Читать «Спор об унтере Грише» онлайн - страница 13

Арнольд Цвейг

Среди них — самая горячая натура была у Гриши, и поэтому он решился на то, о чем только мечтают миллионы одетых в разнообразные мундиры, занятых военным ремеслом людей. Но это неудержимое желание, на мгновение охватившее их всех, реет над ними, словно дым над костром… Внезапно глаза всех обращаются к небу. В голубом воздухе стоит странный трубный крик, словно неистовый металлический скрежет заржавленной двери.

— Гуси! — кричит кто-то и показывает пальцем на сверкающий клин больших птиц, которые, словно полуоткрытый циркуль, застыли высоко-высоко в воздухе и кажутся крохотными и ослепительно белыми. Высоко под облаками весна гонит стаю через леса.

— Да, они летят домой, — шепчет унтер-офицер Лещинский.

— На восток, — равнодушно роняет Гриша по-русски, нарушая задумчивое молчание и русских и немцев. Вереница превращается в блестящую точку и исчезает в пронизанном солнечными лучами воздухе.

Молчание возле костра прерывается докатившимся издалека возгласом: огромные котлы походной кухни только что прибыли по рельсам узкоколейки.

— Пятнадцать! — выкрикивает унтер-офицер Лещинский — это общепринятый среди строительных рабочих зов на обед. Чудесное словечко, сулящее отдых.

Все тянутся за посудой. Эти люди, рабочие в военной форме, любят пользоваться жаргоном, который напоминает им о свободе, о мирном времени и тяжелой борьбе за кусок хлеба. Некоторые встают. Под звяканье посуды — алюминия об алюминий или жести о жесть — Алеша говорит Грише:

— Значит, в восемь!

Гриша, смеясь, слегка похлопывает его по плечу. Оба знают в чем дело, им даже не надо смотреть друг другу в глаза.

— Что на обед? Подать меню! — кричит, сияя ямочками, ефрейтор Принц.
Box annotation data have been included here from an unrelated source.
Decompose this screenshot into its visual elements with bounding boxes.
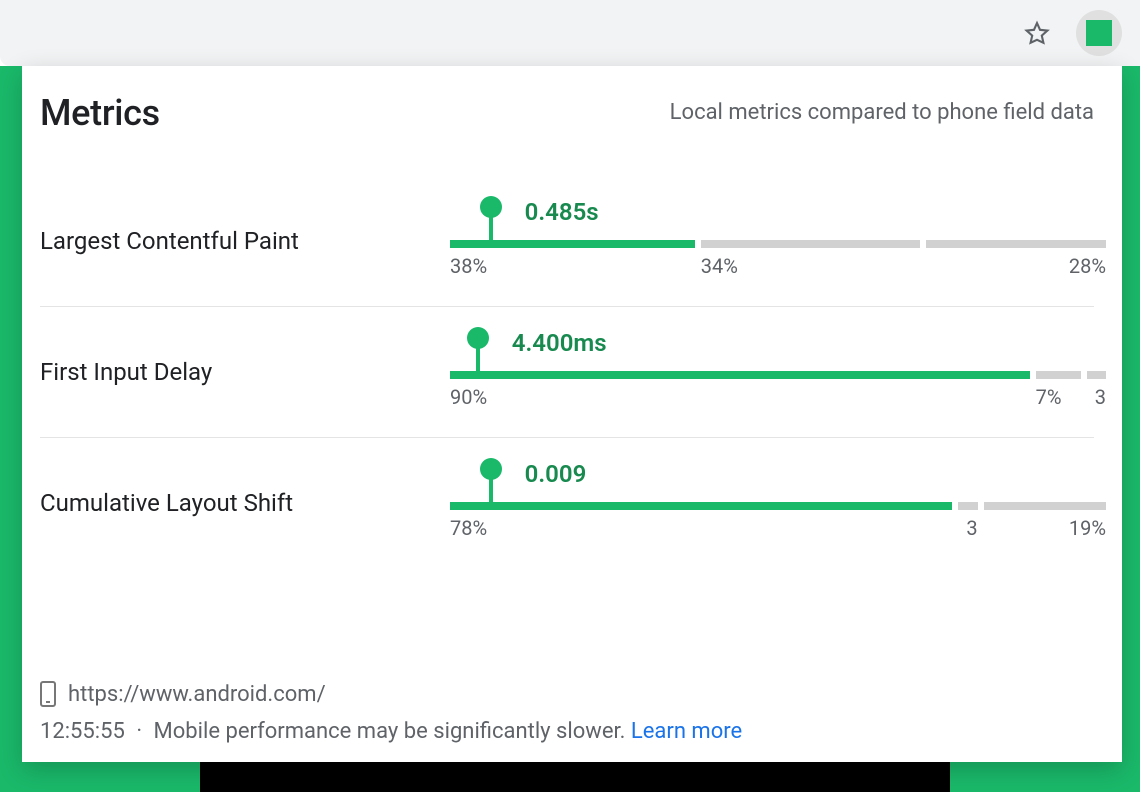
marker-dot-icon [480, 458, 502, 480]
learn-more-link[interactable]: Learn more [631, 719, 742, 744]
extension-status-icon [1086, 20, 1112, 46]
segment-mid: 3 [958, 502, 977, 510]
metric-name: First Input Delay [40, 358, 450, 386]
segment-label: 3 [966, 516, 977, 540]
segment-good: 38% [450, 240, 695, 248]
segment-label: 90% [450, 385, 487, 409]
local-metric-value: 0.009 [525, 460, 587, 488]
metric-distribution-bar: 78%319%0.009 [450, 468, 1094, 538]
bookmark-star-button[interactable] [1020, 16, 1054, 50]
metric-row: Largest Contentful Paint38%34%28%0.485s [40, 176, 1094, 307]
segment-label: 38% [450, 254, 487, 278]
segment-mid: 7% [1036, 371, 1081, 379]
page-content-peek [200, 762, 950, 792]
local-metric-value: 4.400ms [512, 329, 607, 357]
segment-good: 90% [450, 371, 1030, 379]
metric-row: First Input Delay90%7%34.400ms [40, 307, 1094, 438]
metric-name: Largest Contentful Paint [40, 227, 450, 255]
local-value-marker: 4.400ms [476, 337, 480, 379]
phone-icon [40, 681, 56, 707]
segment-poor: 28% [926, 240, 1106, 248]
page-url: https://www.android.com/ [68, 682, 326, 707]
metrics-list: Largest Contentful Paint38%34%28%0.485sF… [40, 176, 1094, 671]
segment-label: 19% [1069, 516, 1106, 540]
timestamp: 12:55:55 [40, 719, 125, 744]
local-metric-value: 0.485s [525, 198, 599, 226]
segment-label: 7% [1036, 385, 1062, 409]
marker-dot-icon [480, 196, 502, 218]
metric-distribution-bar: 38%34%28%0.485s [450, 206, 1094, 276]
panel-title: Metrics [40, 92, 160, 134]
segment-label: 78% [450, 516, 487, 540]
segment-poor: 19% [984, 502, 1106, 510]
segment-poor: 3 [1087, 371, 1106, 379]
segment-mid: 34% [701, 240, 920, 248]
metrics-popup: Metrics Local metrics compared to phone … [22, 66, 1122, 762]
segment-good: 78% [450, 502, 952, 510]
browser-toolbar [0, 0, 1140, 66]
star-icon [1023, 19, 1051, 47]
marker-dot-icon [467, 327, 489, 349]
segment-label: 34% [701, 254, 738, 278]
segment-label: 28% [1069, 254, 1106, 278]
local-value-marker: 0.485s [489, 206, 493, 248]
segment-label: 3 [1095, 385, 1106, 409]
performance-warning: Mobile performance may be significantly … [154, 719, 626, 744]
separator: · [136, 719, 142, 744]
local-value-marker: 0.009 [489, 468, 493, 510]
metric-row: Cumulative Layout Shift78%319%0.009 [40, 438, 1094, 568]
metric-distribution-bar: 90%7%34.400ms [450, 337, 1094, 407]
extension-button[interactable] [1076, 10, 1122, 56]
panel-subtitle: Local metrics compared to phone field da… [670, 100, 1094, 125]
metric-name: Cumulative Layout Shift [40, 489, 450, 517]
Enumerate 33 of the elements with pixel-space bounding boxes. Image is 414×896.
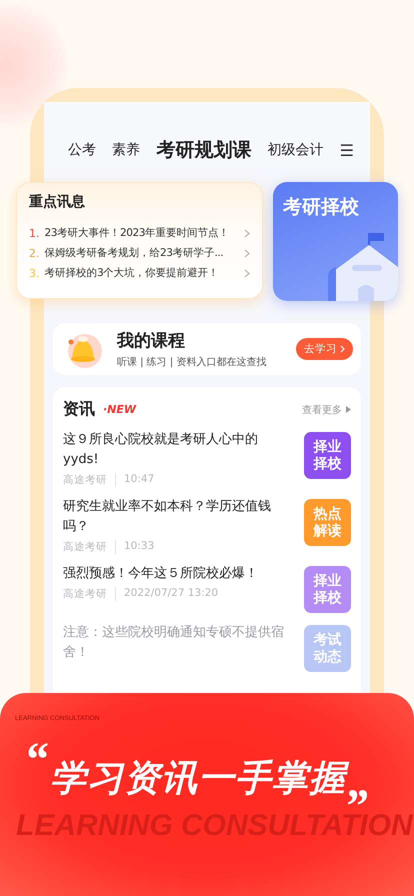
category-tab[interactable]: 公考 bbox=[68, 141, 96, 159]
open-quote: “ bbox=[24, 734, 48, 787]
new-label: ·NEW bbox=[103, 403, 136, 416]
news-source: 高途考研 bbox=[63, 587, 107, 601]
triangle-icon bbox=[346, 406, 351, 413]
category-tab[interactable]: 素养 bbox=[112, 141, 140, 159]
news-tag: 择业择校 bbox=[304, 566, 351, 613]
news-item[interactable]: 研究生就业率不如本科？学历还值钱吗？ 高途考研 10:33 热点解读 bbox=[63, 497, 351, 554]
news-source: 高途考研 bbox=[63, 473, 107, 487]
news-tag: 热点解读 bbox=[304, 499, 351, 546]
news-source: 高途考研 bbox=[63, 540, 107, 554]
news-time: 10:33 bbox=[115, 540, 154, 554]
category-tab[interactable]: 初级会计 bbox=[267, 141, 324, 159]
close-quote: „ bbox=[348, 756, 372, 809]
course-title: 我的课程 bbox=[117, 330, 186, 352]
news-item[interactable]: 这９所良心院校就是考研人心中的yyds! 高途考研 10:47 择业择校 bbox=[63, 430, 351, 487]
keynote-link[interactable]: 1. 23考研大事件！2023年重要时间节点！ bbox=[29, 223, 250, 243]
keynote-title: 重点讯息 bbox=[29, 193, 86, 211]
course-subtitle: 听课 | 练习 | 资料入口都在这查找 bbox=[117, 356, 268, 369]
menu-button[interactable]: ☰ bbox=[340, 140, 354, 160]
chevron-icon bbox=[340, 345, 345, 353]
news-tag: 择业择校 bbox=[304, 432, 351, 479]
news-tag: 考试动态 bbox=[304, 625, 351, 672]
chevron-icon bbox=[244, 268, 250, 278]
news-time: 2022/07/27 13:20 bbox=[115, 587, 218, 601]
news-title: 资讯 bbox=[63, 399, 95, 420]
keynote-link[interactable]: 2. 保姆级考研备考规划，给23考研学子... bbox=[29, 243, 250, 263]
news-item[interactable]: 强烈预感！今年这５所院校必爆！ 高途考研 2022/07/27 13:20 择业择校 bbox=[63, 564, 351, 613]
category-tab[interactable]: 考研规划课 bbox=[156, 137, 252, 163]
chevron-icon bbox=[244, 248, 250, 258]
keynote-link[interactable]: 3. 考研择校的3个大坑，你要提前避开！ bbox=[29, 263, 250, 283]
chevron-icon bbox=[244, 228, 250, 238]
news-time: 10:47 bbox=[115, 473, 154, 487]
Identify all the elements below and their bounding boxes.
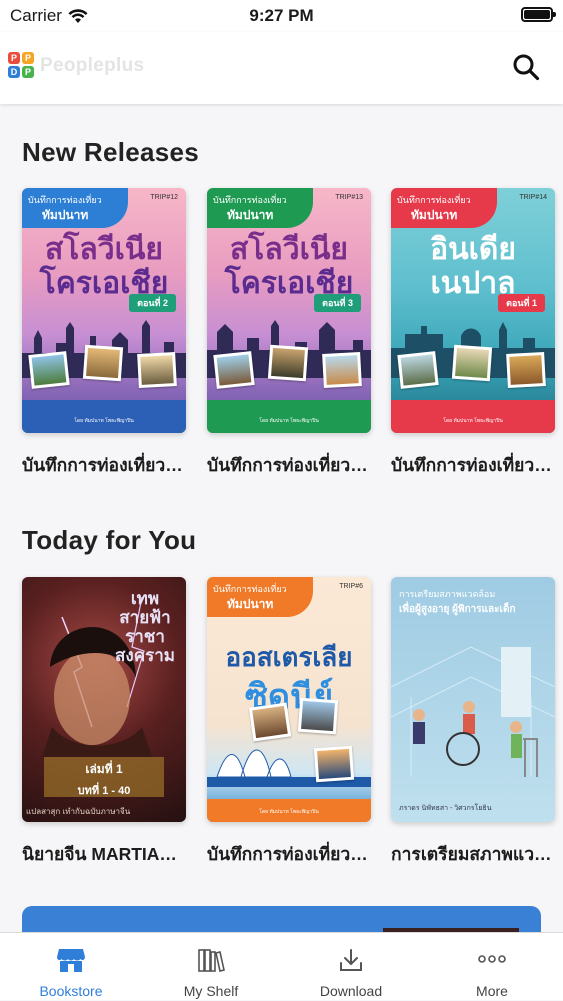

— Бобы с салом, — отвечает унтер-офицер, состоящий при кухне. — Пожалуй, тебя тут так накормят, что и с места не встанешь.

Глава вторая. Беглец

Из дымоходов, жестяных труб с маленькими колпачками вылетают с непрерывным гудением снопы искр. Они опускаются на плоские придавленные крыши лагерных бараков, чернеющие на фоне слабо отсвечивающего снега. Луны нет. В углах, проходах, закоулках стелется непроницаемая тьма, особенно черная в тех местах, где она прорезывается узкими полосками света, проникающими из плохо занавешенных окон.

Ветер по-весеннему бурный. С навязчивым упорством помешанного носится он, завывая, вокруг разбросанных на большом пространстве, где попало, лагерных строений; словно по нотам, он выводит рулады на колючей изгороди, которая несколькими рядами, высотой в три-четыре метра, тянется вокруг жилых бараков, домов начальства, лагерных складов и цехов лесопильного завода.

Между этими строениями, спотыкаясь и скользя по растаявшему за день и вновь обледенелому, твердому, как железо, снегу, движется человек. Как раз в этих местах ему приходится ходить дозором.

Это называется — нести караул. В чудовищном бараньем тулупе, с ружьем на ремне, дулом вниз, он шагает, дробя гвоздями смазанных жиром сапог маленькие острые бугорки и выбоины, замерзшие к ночи следы дневных шагов. Неуверенно держась на скользком месте, уносясь мыслями далеко от окружающих его невзгод, человек прислушивается к ветру, который, свистя, бьет в лицо.